А Барнет хохочет, довольно потирая руки…

Зачем ему все это было нужно? Секрет был прост: Барнет хотел видеть и знать своих соратников по работе во всех подробностях их актерской и человеческой сути. Ему хотелось понять и потенциальные возможности тех, на кого он возложил труднейшую задачу – быть полпредом его идей. Способны ли они донести до зрителей многосложные образы, столь тщательно выписанные авторами?

Повторяю, в «Подвиге разведчика» Борис Васильевич Барнет блестяще проявил себя не только как режиссер-постановщик, но и как актер в роли немецкого генерала Кюна.

И то, и другое, а главное – вера в человека! – и помогли мне создать правдивый образ Алексея Федотова, глубже понять суть, назначение искусства.

Мой старший товарищ

Судьбе угодно было распорядиться так, что с талантливым артистом Федором Михайловичем Никитиным я работал в юные и зрелые годы в театре и кино. А если говорить точнее, то актера Федора Никитина я узнал задолго до знакомства и работы с ним на сцене театра.

Четырнадцатилетним мальчишкой приезжаю в город на Неве с Урала, из небольшого поселка Бикбарда, хотя, как вам уже известно, я родился в Петрограде.

С чего начинаю знакомство с кинотеатрами родного города? Догадываетесь? Ну, конечно же, с просмотра фильмов с участием звезд мирового экрана.

Пересматриваю все боевики с участием зарубежных звезд немого кино: Рудольфо Валентино, Эмиля Яннингса, Мэри Пикфорд, Дугласа Фербенкса…

Вижу, возле кинотеатра продают тоненькие брошюрки об артистах. Покупаю книжечку «Федор Никитин», читаю – и сразу же появляется желание посмотреть все фильмы с участием этого артиста.

Смотрю их один за другим. Все нравятся! Но особенно – фильмы режиссера Фридриха Эрмлера «Катька – Бумажный Ранет» и «Обломок империи», где так отлично играет Федор Никитин.

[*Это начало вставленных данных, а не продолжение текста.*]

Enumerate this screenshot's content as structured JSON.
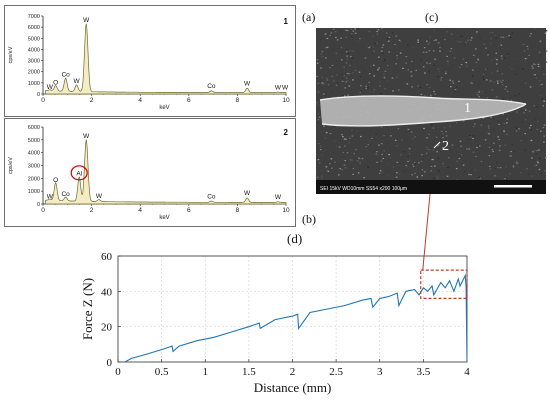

Этот актер для меня, еще подростка, становится вровень с иностранными кинозвездами. И – даже выше их!

А потом, уже в пятидесятые годы, встречаюсь с итальянскими киножурналистами, и они просят назвать один современный фильм из всего мирового кинематографа, который мне нравится больше всех.

– Советский фильм двадцатых годов «Катька – Бумажный Ранет», – отвечаю.

– Почему? – спрашивают гости из Италии.

– Потому что он очень похож на ваши лучшие современные картины.

И они подтверждают, что их кинематограф развивается не без влияния советских немых картин. В частности, и тех, в которых снимался Федор Михайлович Никитин.

В 1935 году выпускники Ленинградского театрального института организовали свой театр – Новый ТЮЗ. И когда к нам в труппу вступил Федор Никитин, для меня это было событием жизни.

У мастера я многому научился, многое перенял. Например, творческую самодисциплину. Как об этом рассказать?

Молодости свойственно искать, пробовать, испытывать себя во всем. В молодые годы и я был человеком увлекающимся: занимался спортом, рисованием, писал рассказы, играл на гуслях…

С Федором Михайловичем мы делили одну гримировочную, играли в одних спектаклях. И часто спорили, даже ссорились.

– Ты слишком разбрасываешься, – в который раз говорит он мне. – Слишком разболтан.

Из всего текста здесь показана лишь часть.